Archbishop Socrates Villegas, president of the bishops’ conference, said in a message released on the Feast of Our Lady of Sorrows: “Human dignity must always be protected, and the nobility of every human person continues to shine despite the scars of the crime and sin.”
He said: “Drug addicts are sick brethren in need of healing … deserving of new life, not death. They are patients begging for recovery … They may have behaved as scum and rubbish, but the saving of love of Jesus Christ is first and foremost for them. No man or woman is ever so unworthy of God’s love.”
The archbishop said that drug dealers deserved a second chance: “Dead in their addictions, ‘living dead’ in the eyes of an unforgiving world, we bid our addicted brethren to rise up and live again.”
He added: “If peace begins in the heart, so does violence and sin. We are all responsible for the quagmire we are in. If we turn to the Lord, he will heal our land …
“May darkness of confusion be overcome by His light and may our cold indifference be cured by a new fire of Pentecost.”
Adverts appearing around America “calling for taxpayer funding of abortion in the name of the Catholic faith” are “deceptive,” “extreme” and promote “abortion as if it were a social good”, New York Cardinal Timothy Dolan has said.
The pro-abortion organisation Catholics for Choice placed full-page ads last week in the print editions of more than 20 publications, including the Chicago Sun-Times and the Philadelphia Inquirer.
The group “is not affiliated with the Catholic Church in any way”, said Cardinal Dolan, chairman of the US bishops’ committee on pro-life activities. “It has no membership, and clearly does not speak for the faithful.
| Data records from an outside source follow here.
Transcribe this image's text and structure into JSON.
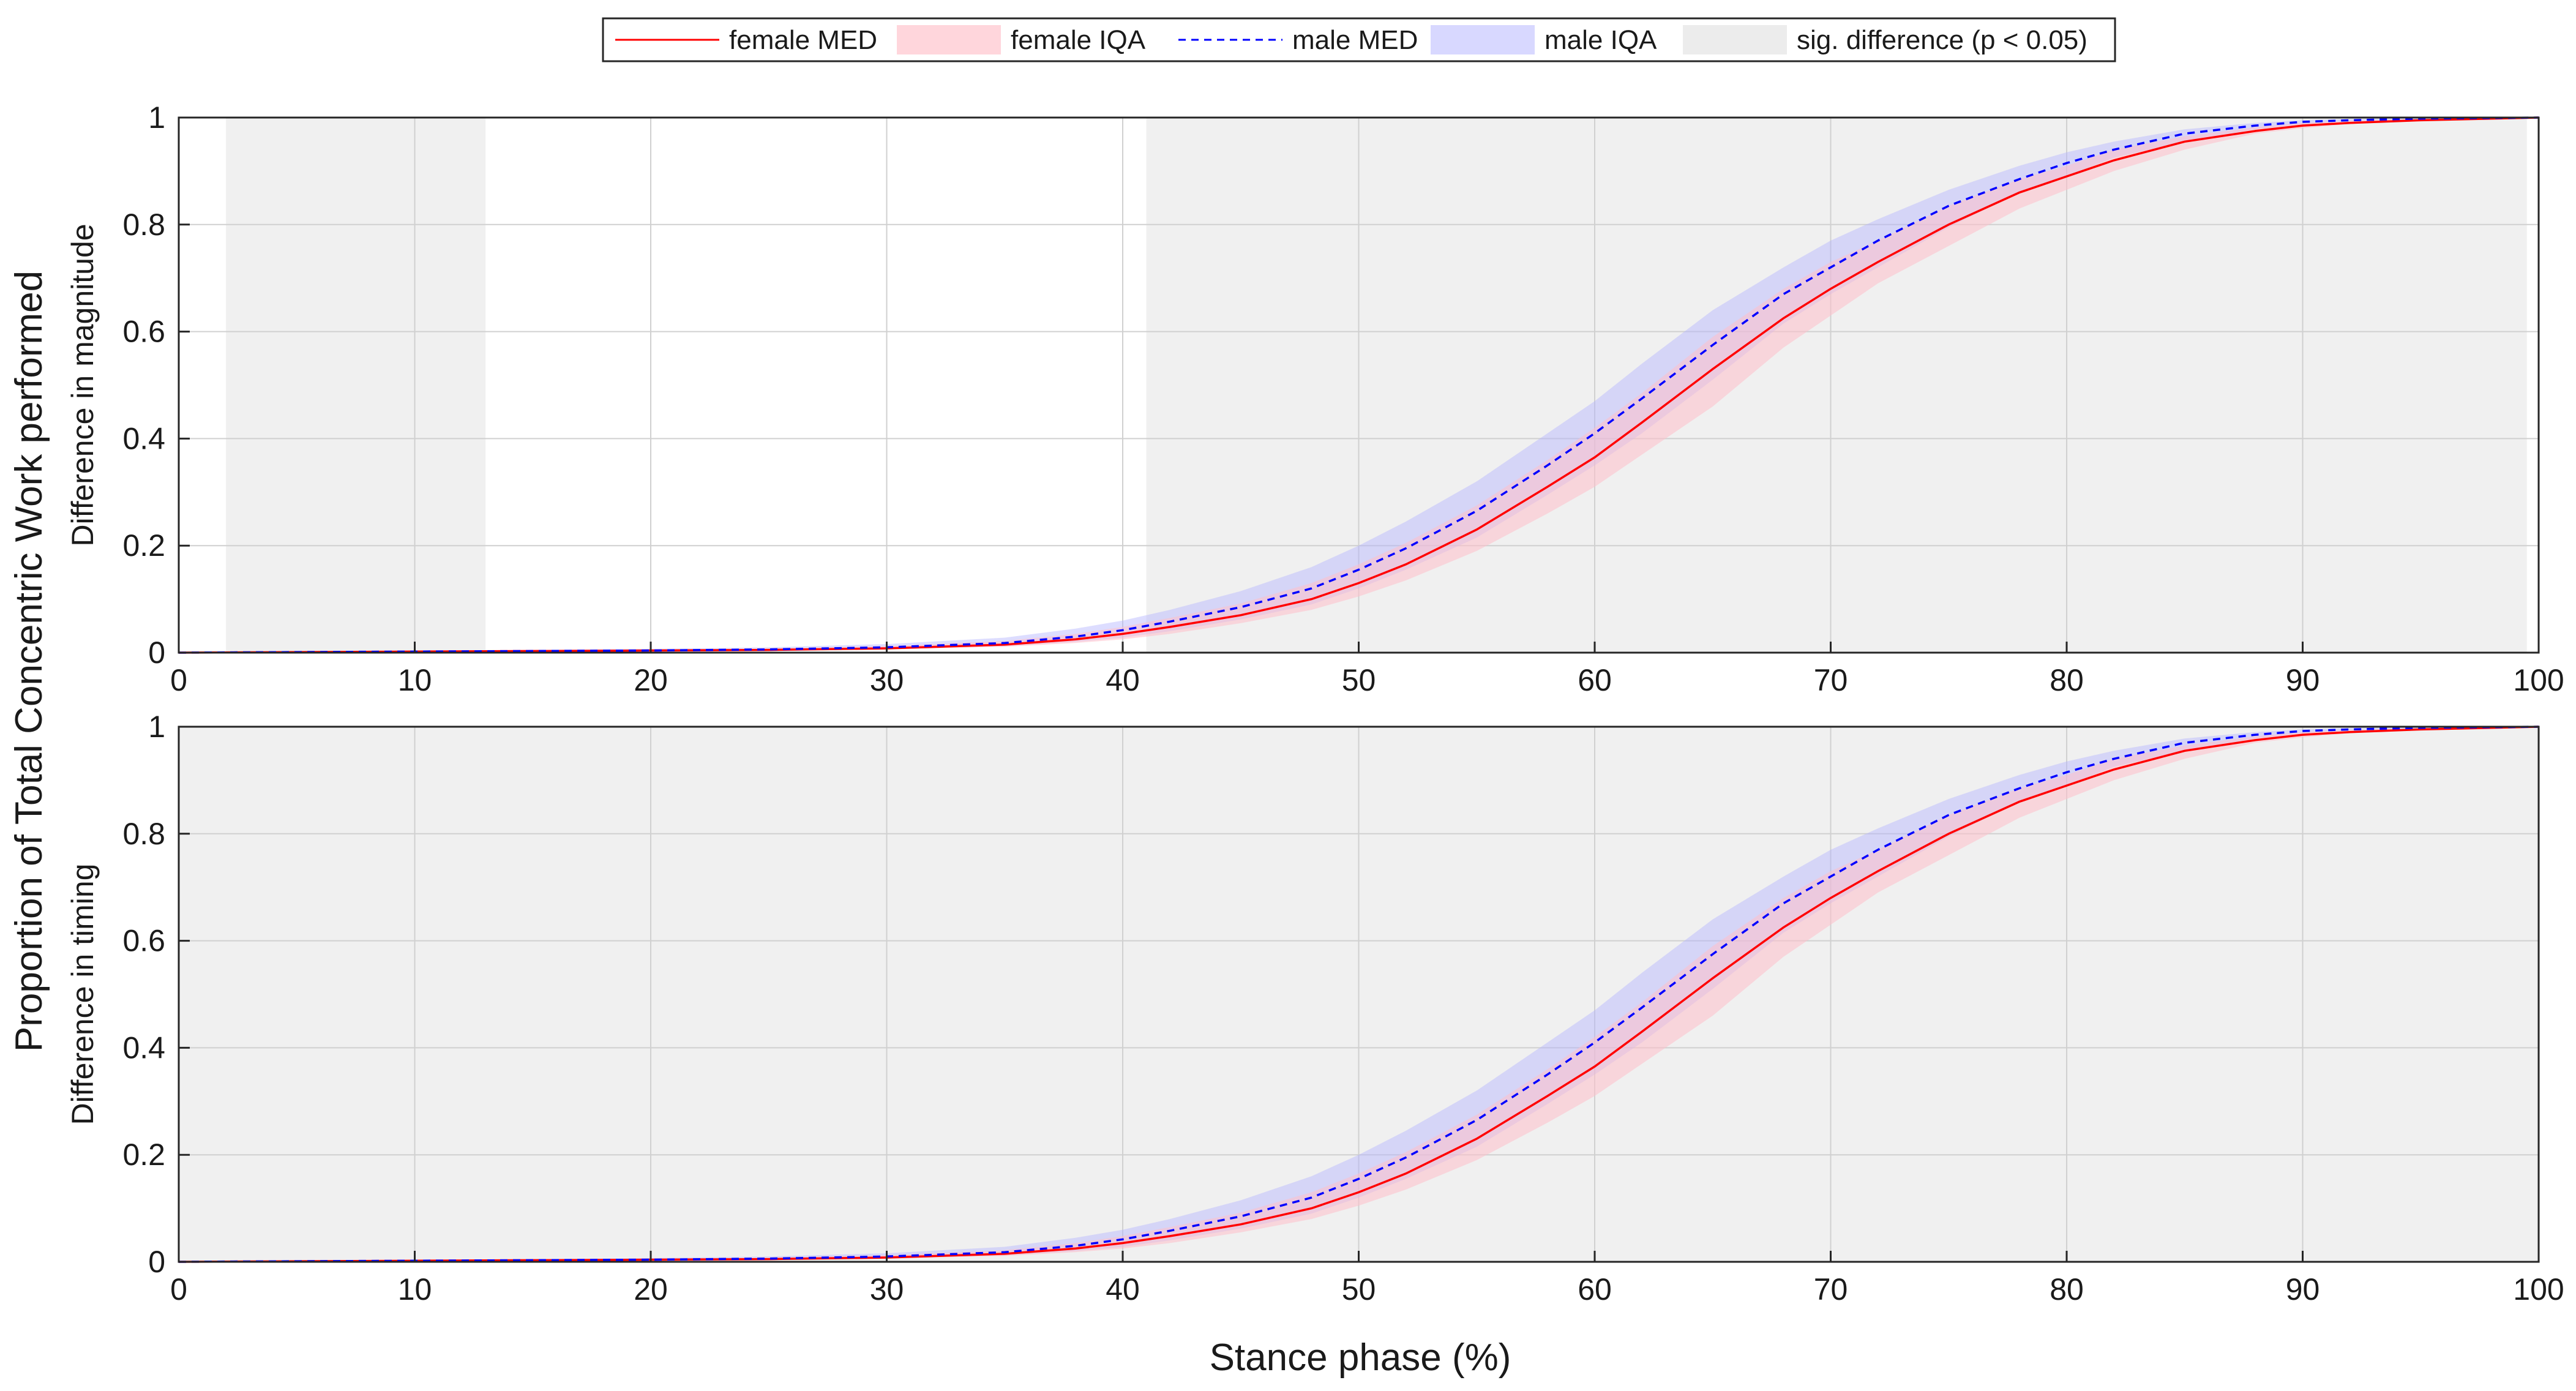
{
  "legend": {
    "items": [
      {
        "label": "female MED",
        "kind": "line",
        "color": "#ff0000",
        "dash": "solid"
      },
      {
        "label": "female IQA",
        "kind": "patch",
        "color": "#ffd6dc"
      },
      {
        "label": "male MED",
        "kind": "line",
        "color": "#0000ff",
        "dash": "dashed"
      },
      {
        "label": "male IQA",
        "kind": "patch",
        "color": "#d8d8ff"
      },
      {
        "label": "sig. difference (p < 0.05)",
        "kind": "patch",
        "color": "#ececec"
      }
    ]
  },
  "figure": {
    "shared_ylabel": "Proportion of Total Concentric Work performed",
    "xlabel": "Stance phase (%)"
  },
  "colors": {
    "female_line": "#ff0000",
    "female_band": "#ffc0cb",
    "male_line": "#0000ff",
    "male_band": "#b4b4ff",
    "sig_shade": "#f0f0f0",
    "grid": "#d0d0d0",
    "axes": "#262626"
  },
  "chart_data": [
    {
      "type": "line",
      "title": "",
      "xlabel": "",
      "ylabel": "Difference in magnitude",
      "xlim": [
        0,
        100
      ],
      "ylim": [
        0,
        1
      ],
      "xticks": [
        "0",
        "10",
        "20",
        "30",
        "40",
        "50",
        "60",
        "70",
        "80",
        "90",
        "100"
      ],
      "yticks": [
        "0",
        "0.2",
        "0.4",
        "0.6",
        "0.8",
        "1"
      ],
      "grid": true,
      "legend_position": "top-center",
      "x": [
        0,
        5,
        10,
        15,
        20,
        25,
        30,
        35,
        38,
        40,
        42,
        45,
        48,
        50,
        52,
        55,
        58,
        60,
        62,
        65,
        68,
        70,
        72,
        75,
        78,
        80,
        82,
        85,
        88,
        90,
        92,
        95,
        100
      ],
      "series": [
        {
          "name": "female MED",
          "values": [
            0,
            0.001,
            0.002,
            0.003,
            0.004,
            0.005,
            0.008,
            0.015,
            0.025,
            0.035,
            0.048,
            0.07,
            0.1,
            0.13,
            0.165,
            0.23,
            0.31,
            0.365,
            0.43,
            0.53,
            0.625,
            0.68,
            0.73,
            0.8,
            0.86,
            0.89,
            0.92,
            0.955,
            0.975,
            0.985,
            0.99,
            0.995,
            1
          ]
        },
        {
          "name": "female IQA lower",
          "values": [
            0,
            0.001,
            0.001,
            0.002,
            0.003,
            0.004,
            0.006,
            0.011,
            0.018,
            0.025,
            0.035,
            0.055,
            0.08,
            0.105,
            0.135,
            0.19,
            0.26,
            0.31,
            0.37,
            0.46,
            0.57,
            0.63,
            0.69,
            0.76,
            0.83,
            0.865,
            0.9,
            0.94,
            0.97,
            0.98,
            0.988,
            0.994,
            1
          ]
        },
        {
          "name": "female IQA upper",
          "values": [
            0,
            0.002,
            0.003,
            0.004,
            0.006,
            0.008,
            0.012,
            0.022,
            0.035,
            0.048,
            0.065,
            0.092,
            0.13,
            0.165,
            0.205,
            0.275,
            0.36,
            0.42,
            0.485,
            0.59,
            0.68,
            0.73,
            0.77,
            0.835,
            0.885,
            0.91,
            0.94,
            0.965,
            0.982,
            0.99,
            0.994,
            0.997,
            1
          ]
        },
        {
          "name": "male MED",
          "values": [
            0,
            0.001,
            0.002,
            0.003,
            0.004,
            0.006,
            0.01,
            0.018,
            0.03,
            0.042,
            0.058,
            0.085,
            0.12,
            0.155,
            0.195,
            0.265,
            0.35,
            0.41,
            0.475,
            0.575,
            0.67,
            0.72,
            0.77,
            0.835,
            0.885,
            0.915,
            0.94,
            0.97,
            0.985,
            0.992,
            0.995,
            0.998,
            1
          ]
        },
        {
          "name": "male IQA lower",
          "values": [
            0,
            0.001,
            0.001,
            0.002,
            0.003,
            0.004,
            0.007,
            0.012,
            0.02,
            0.028,
            0.04,
            0.062,
            0.09,
            0.12,
            0.155,
            0.215,
            0.295,
            0.35,
            0.41,
            0.51,
            0.615,
            0.67,
            0.72,
            0.795,
            0.86,
            0.89,
            0.925,
            0.955,
            0.978,
            0.988,
            0.993,
            0.997,
            1
          ]
        },
        {
          "name": "male IQA upper",
          "values": [
            0,
            0.002,
            0.003,
            0.005,
            0.007,
            0.01,
            0.016,
            0.028,
            0.045,
            0.06,
            0.08,
            0.115,
            0.16,
            0.2,
            0.245,
            0.32,
            0.41,
            0.47,
            0.54,
            0.64,
            0.72,
            0.77,
            0.81,
            0.865,
            0.91,
            0.935,
            0.955,
            0.978,
            0.99,
            0.995,
            0.997,
            0.999,
            1
          ]
        }
      ],
      "sig_regions": [
        [
          2,
          13
        ],
        [
          41,
          99.5
        ]
      ]
    },
    {
      "type": "line",
      "title": "",
      "xlabel": "Stance phase (%)",
      "ylabel": "Difference in timing",
      "xlim": [
        0,
        100
      ],
      "ylim": [
        0,
        1
      ],
      "xticks": [
        "0",
        "10",
        "20",
        "30",
        "40",
        "50",
        "60",
        "70",
        "80",
        "90",
        "100"
      ],
      "yticks": [
        "0",
        "0.2",
        "0.4",
        "0.6",
        "0.8",
        "1"
      ],
      "grid": true,
      "x": [
        0,
        5,
        10,
        15,
        20,
        25,
        30,
        35,
        38,
        40,
        42,
        45,
        48,
        50,
        52,
        55,
        58,
        60,
        62,
        65,
        68,
        70,
        72,
        75,
        78,
        80,
        82,
        85,
        88,
        90,
        92,
        95,
        100
      ],
      "series": [
        {
          "name": "female MED",
          "values": [
            0,
            0.001,
            0.002,
            0.003,
            0.004,
            0.005,
            0.008,
            0.015,
            0.025,
            0.035,
            0.048,
            0.07,
            0.1,
            0.13,
            0.165,
            0.23,
            0.31,
            0.365,
            0.43,
            0.53,
            0.625,
            0.68,
            0.73,
            0.8,
            0.86,
            0.89,
            0.92,
            0.955,
            0.975,
            0.985,
            0.99,
            0.995,
            1
          ]
        },
        {
          "name": "female IQA lower",
          "values": [
            0,
            0.001,
            0.001,
            0.002,
            0.003,
            0.004,
            0.006,
            0.011,
            0.018,
            0.025,
            0.035,
            0.055,
            0.08,
            0.105,
            0.135,
            0.19,
            0.26,
            0.31,
            0.37,
            0.46,
            0.57,
            0.63,
            0.69,
            0.76,
            0.83,
            0.865,
            0.9,
            0.94,
            0.97,
            0.98,
            0.988,
            0.994,
            1
          ]
        },
        {
          "name": "female IQA upper",
          "values": [
            0,
            0.002,
            0.003,
            0.004,
            0.006,
            0.008,
            0.012,
            0.022,
            0.035,
            0.048,
            0.065,
            0.092,
            0.13,
            0.165,
            0.205,
            0.275,
            0.36,
            0.42,
            0.485,
            0.59,
            0.68,
            0.73,
            0.77,
            0.835,
            0.885,
            0.91,
            0.94,
            0.965,
            0.982,
            0.99,
            0.994,
            0.997,
            1
          ]
        },
        {
          "name": "male MED",
          "values": [
            0,
            0.001,
            0.002,
            0.003,
            0.004,
            0.006,
            0.01,
            0.018,
            0.03,
            0.042,
            0.058,
            0.085,
            0.12,
            0.155,
            0.195,
            0.265,
            0.35,
            0.41,
            0.475,
            0.575,
            0.67,
            0.72,
            0.77,
            0.835,
            0.885,
            0.915,
            0.94,
            0.97,
            0.985,
            0.992,
            0.995,
            0.998,
            1
          ]
        },
        {
          "name": "male IQA lower",
          "values": [
            0,
            0.001,
            0.001,
            0.002,
            0.003,
            0.004,
            0.007,
            0.012,
            0.02,
            0.028,
            0.04,
            0.062,
            0.09,
            0.12,
            0.155,
            0.215,
            0.295,
            0.35,
            0.41,
            0.51,
            0.615,
            0.67,
            0.72,
            0.795,
            0.86,
            0.89,
            0.925,
            0.955,
            0.978,
            0.988,
            0.993,
            0.997,
            1
          ]
        },
        {
          "name": "male IQA upper",
          "values": [
            0,
            0.002,
            0.003,
            0.005,
            0.007,
            0.01,
            0.016,
            0.028,
            0.045,
            0.06,
            0.08,
            0.115,
            0.16,
            0.2,
            0.245,
            0.32,
            0.41,
            0.47,
            0.54,
            0.64,
            0.72,
            0.77,
            0.81,
            0.865,
            0.91,
            0.935,
            0.955,
            0.978,
            0.99,
            0.995,
            0.997,
            0.999,
            1
          ]
        }
      ],
      "sig_regions": [
        [
          0,
          100
        ]
      ]
    }
  ]
}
It is funded by powerful private foundations to promote abortion as a method of population control.”
“As the US Catholic bishops have stated for many years, the use of the name ‘Catholic’ as a platform to promote the taking of innocent human life is offensive not only to Catholics, but to all who expect honesty and forthrightness in public discourse … The organisation rejects and distorts Catholic social teaching – and actually attacks its foundation.”
Don’t be trendy, bishops told
The Pope has warned new bishops against using their office to be self-serving.
In a talk to 154 recently appointed bishops, the Pope said: “The world is tired of lying spellbinders and, allow me to say, ‘trendy’ priests or bishops. The people sniff them out – they have God’s sense of smell – and they walk away when they recognise narcissists, manipulators, defenders of their own causes.”